Neglected Homes is the Growing Evil of Our Day
Written By William H. Felix (1832-1912) in Feminism: Woman and Her Work
May God impress upon our women the high, heavenly, holy duty of rearing the children of our country, and making our homes places of joy and comfort. Alas! for the state! if our women are to leave the work of our homes and run hither and thither in search of larger rights and larger powers. The Woman’s Temperance Convention, which a short time ago met in Cincinnati, resolved that women should be in their homes to lay the foundation of a pure and temperate life by rearing their children aright.
But how can they do this when they forsake their homes to attend conventions, and run upon crusades, and shut themselves up in closets to prepare lectures, and go hither and thither to deliver them, and in a number of other ways neglect the work they are exhorted to do? She neglects the impure fountain to go forth to the hopeless task of purifying the muddy stream.
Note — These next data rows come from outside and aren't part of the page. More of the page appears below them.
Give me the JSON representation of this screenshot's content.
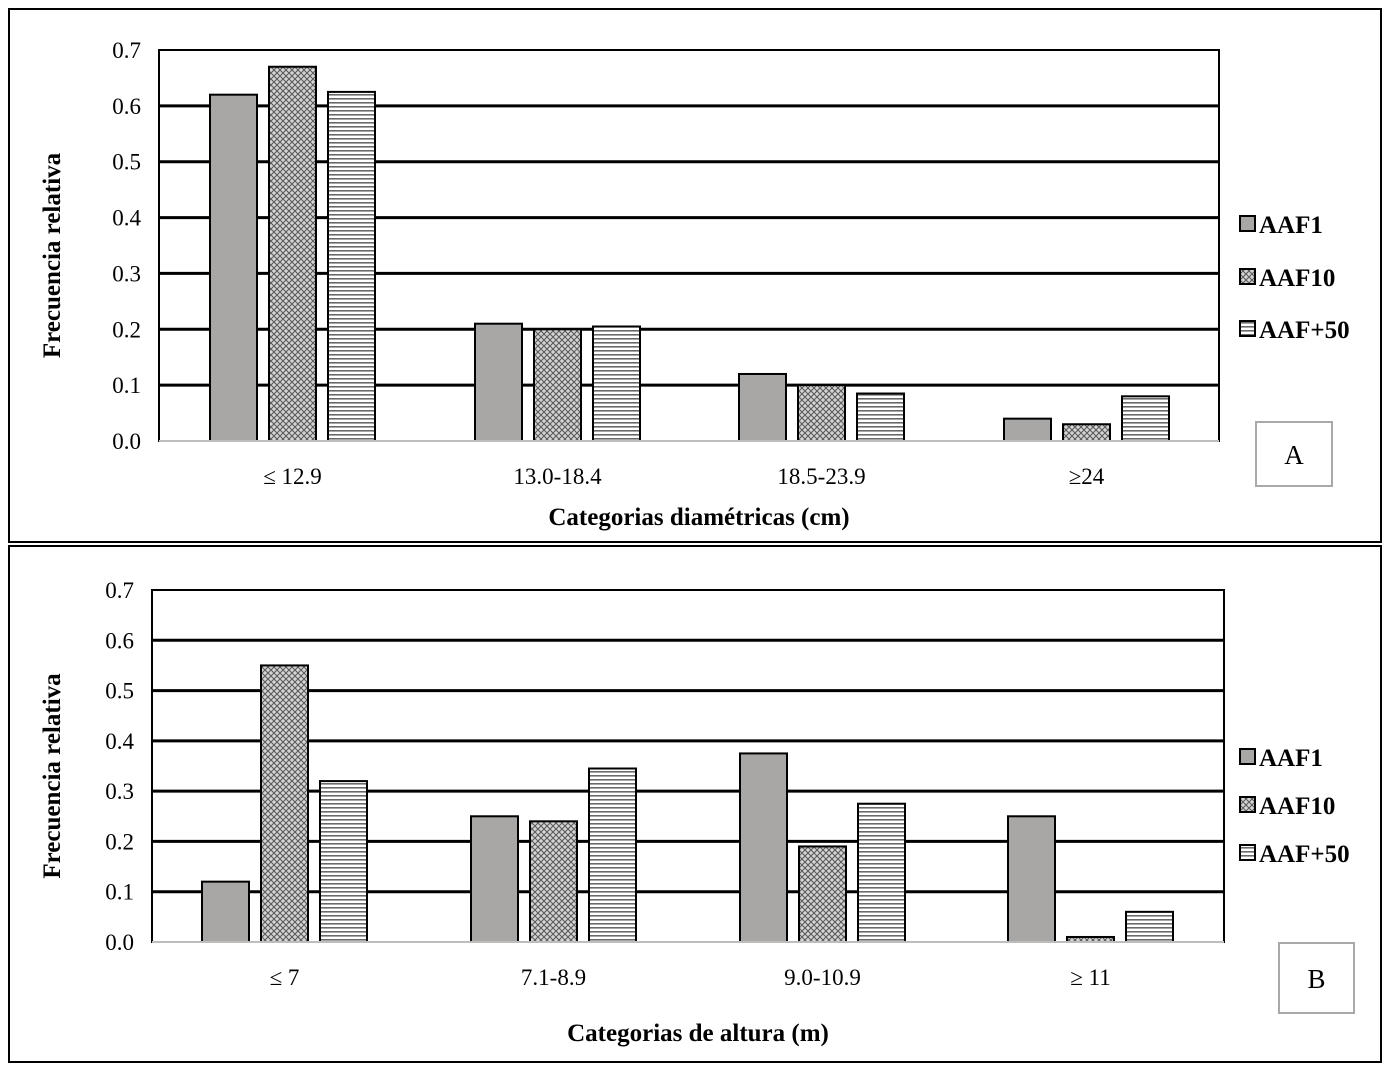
{
  "chart_data": [
    {
      "type": "bar",
      "panel_label": "A",
      "xlabel": "Categorias diamétricas (cm)",
      "ylabel": "Frecuencia relativa",
      "ylim": [
        0,
        0.7
      ],
      "yticks": [
        "0.0",
        "0.1",
        "0.2",
        "0.3",
        "0.4",
        "0.5",
        "0.6",
        "0.7"
      ],
      "categories": [
        "≤ 12.9",
        "13.0-18.4",
        "18.5-23.9",
        "≥24"
      ],
      "series": [
        {
          "name": "AAF1",
          "pattern": "solid",
          "values": [
            0.62,
            0.21,
            0.12,
            0.04
          ]
        },
        {
          "name": "AAF10",
          "pattern": "crosshatch",
          "values": [
            0.67,
            0.2,
            0.1,
            0.03
          ]
        },
        {
          "name": "AAF+50",
          "pattern": "horizontal-lines",
          "values": [
            0.625,
            0.205,
            0.085,
            0.08
          ]
        }
      ],
      "grid": true,
      "legend_position": "right"
    },
    {
      "type": "bar",
      "panel_label": "B",
      "xlabel": "Categorias de altura (m)",
      "ylabel": "Frecuencia relativa",
      "ylim": [
        0,
        0.7
      ],
      "yticks": [
        "0.0",
        "0.1",
        "0.2",
        "0.3",
        "0.4",
        "0.5",
        "0.6",
        "0.7"
      ],
      "categories": [
        "≤ 7",
        "7.1-8.9",
        "9.0-10.9",
        "≥ 11"
      ],
      "series": [
        {
          "name": "AAF1",
          "pattern": "solid",
          "values": [
            0.12,
            0.25,
            0.375,
            0.25
          ]
        },
        {
          "name": "AAF10",
          "pattern": "crosshatch",
          "values": [
            0.55,
            0.24,
            0.19,
            0.01
          ]
        },
        {
          "name": "AAF+50",
          "pattern": "horizontal-lines",
          "values": [
            0.32,
            0.345,
            0.275,
            0.06
          ]
        }
      ],
      "grid": true,
      "legend_position": "right"
    }
  ],
  "colors": {
    "bar_fill": "#a9a6a6",
    "hatch_fill": "#d4d4d4",
    "line_stripe": "#6a6a6a",
    "grid": "#000000",
    "label_box_border": "#a9a9a9"
  }
}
Whatever work she may do, it is that which is subordinated to the work of the home. This does not shut her out from other ministries of love. She may find time to visit the sick and poor, to enrich her own mind and soul by reading and study, to worship God in the sanctuary, and lighten the burdens of the poor and neglected households.
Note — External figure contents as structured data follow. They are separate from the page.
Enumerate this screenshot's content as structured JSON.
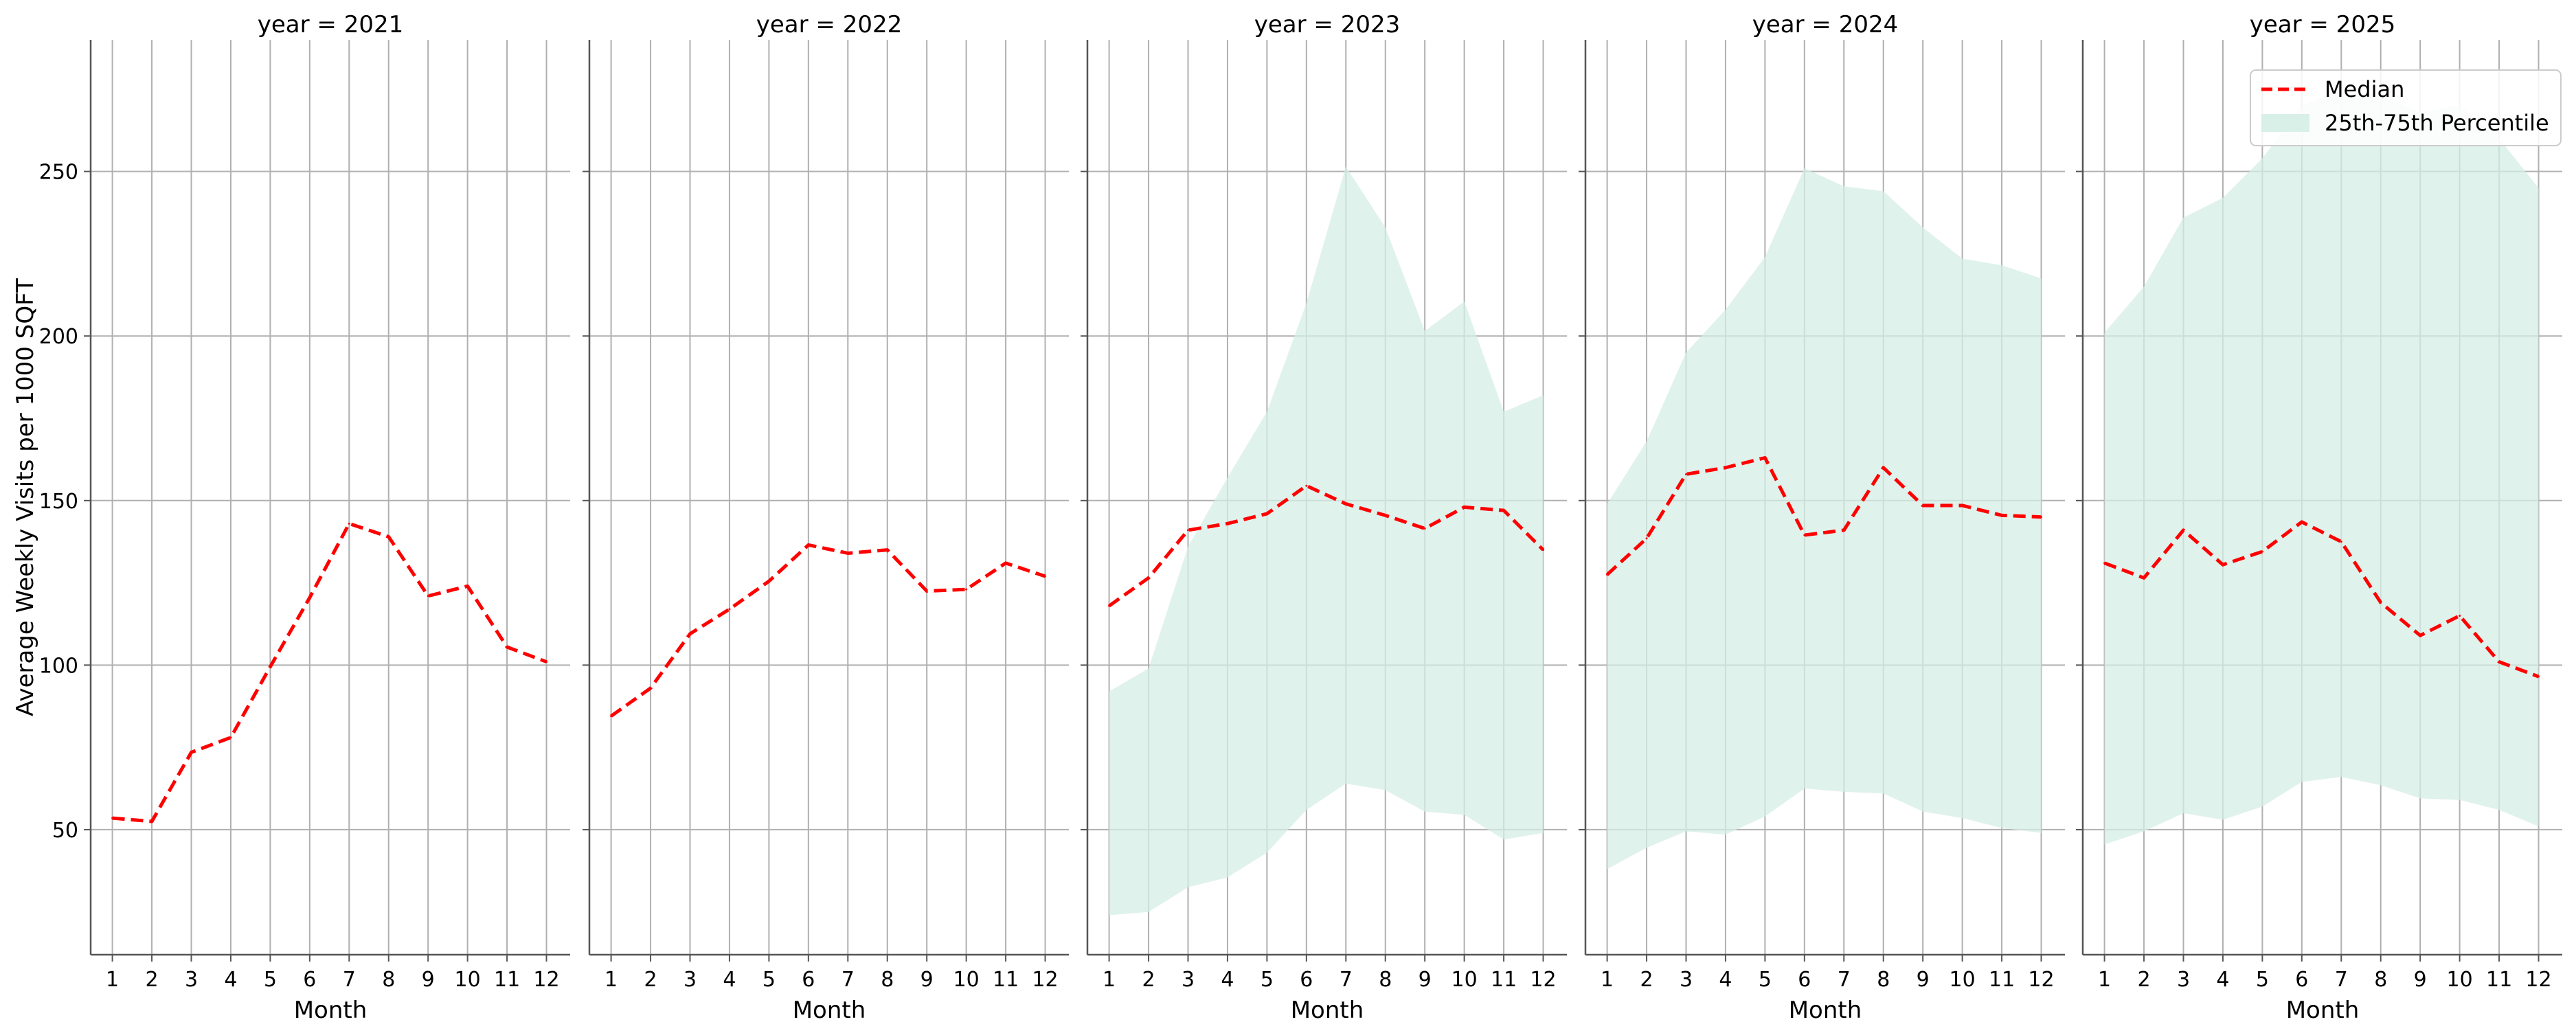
{
  "chart_data": {
    "type": "line",
    "ylabel": "Average Weekly Visits per 1000 SQFT",
    "ylim": [
      12,
      290
    ],
    "yticks": [
      50,
      100,
      150,
      200,
      250
    ],
    "xticks": [
      1,
      2,
      3,
      4,
      5,
      6,
      7,
      8,
      9,
      10,
      11,
      12
    ],
    "grid": true,
    "legend": {
      "position": "upper right of last panel",
      "median_label": "Median",
      "band_label": "25th-75th Percentile"
    },
    "colors": {
      "median": "#ff0000",
      "band": "#d5eee6",
      "grid": "#b0b0b0",
      "axis": "#555555"
    },
    "panels": [
      {
        "title": "year = 2021",
        "xlabel": "Month",
        "x": [
          1,
          2,
          3,
          4,
          5,
          6,
          7,
          8,
          9,
          10,
          11,
          12
        ],
        "median": [
          53.5,
          52.5,
          73.5,
          78,
          99.5,
          120.5,
          143,
          139,
          121,
          124,
          105.5,
          101
        ],
        "p25": null,
        "p75": null
      },
      {
        "title": "year = 2022",
        "xlabel": "Month",
        "x": [
          1,
          2,
          3,
          4,
          5,
          6,
          7,
          8,
          9,
          10,
          11,
          12
        ],
        "median": [
          84.5,
          93,
          109.5,
          117,
          125.5,
          136.5,
          134,
          135,
          122.5,
          123,
          131,
          127
        ],
        "p25": null,
        "p75": null
      },
      {
        "title": "year = 2023",
        "xlabel": "Month",
        "x": [
          1,
          2,
          3,
          4,
          5,
          6,
          7,
          8,
          9,
          10,
          11,
          12
        ],
        "median": [
          118,
          126.5,
          141,
          143,
          146,
          154.5,
          149,
          145.5,
          141.5,
          148,
          147,
          135
        ],
        "p25": [
          24,
          25,
          32.5,
          35.5,
          43,
          56,
          64,
          62,
          55.5,
          54.5,
          47,
          49
        ],
        "p75": [
          92,
          99,
          136,
          157,
          177,
          210,
          251.5,
          233,
          201.5,
          210.5,
          177,
          182
        ]
      },
      {
        "title": "year = 2024",
        "xlabel": "Month",
        "x": [
          1,
          2,
          3,
          4,
          5,
          6,
          7,
          8,
          9,
          10,
          11,
          12
        ],
        "median": [
          127.5,
          138.5,
          158,
          160,
          163,
          139.5,
          141,
          160,
          148.5,
          148.5,
          145.5,
          145
        ],
        "p25": [
          38,
          44.5,
          49.5,
          48.5,
          54,
          62.5,
          61.5,
          61,
          55.5,
          53.5,
          50.5,
          49
        ],
        "p75": [
          149,
          168,
          195,
          208,
          224,
          251,
          245.5,
          244,
          233,
          223.5,
          221.5,
          217.5
        ]
      },
      {
        "title": "year = 2025",
        "xlabel": "Month",
        "x": [
          1,
          2,
          3,
          4,
          5,
          6,
          7,
          8,
          9,
          10,
          11,
          12
        ],
        "median": [
          131,
          126.5,
          141,
          130.5,
          134.5,
          143.5,
          137.5,
          119,
          109,
          115,
          101,
          96.5
        ],
        "p25": [
          45.5,
          49.5,
          55,
          53,
          57,
          64.5,
          66,
          63.5,
          59.5,
          59,
          56,
          51
        ],
        "p75": [
          201,
          215,
          236,
          242,
          254,
          270,
          275,
          273,
          268,
          270,
          260,
          245
        ]
      }
    ]
  }
}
Neglected homes is the growing evil of our day, and to our women we must look for its abatement. But there is a more blessed view of this matter. It is not simply for society, nor simply for the state, but for heaven, women are to do this work. To them is committed the work of training souls, and in every soul there slumbers a sublime prophesy of glory; every heart is the habitation of royal tenants, each having a divine right to wear a crown, wield a scepter, and rule a kingdom. Who is doing the work of developing this glory? Woman must do it. The task may be difficult, the work my be tedious and monotonous, but the end, when accomplished will be glorious.
“Give me just one generation of good Christian mothers, and I will change the world.” (John Chrysostom)
I have no greater joy than to hear that my children walk in truth.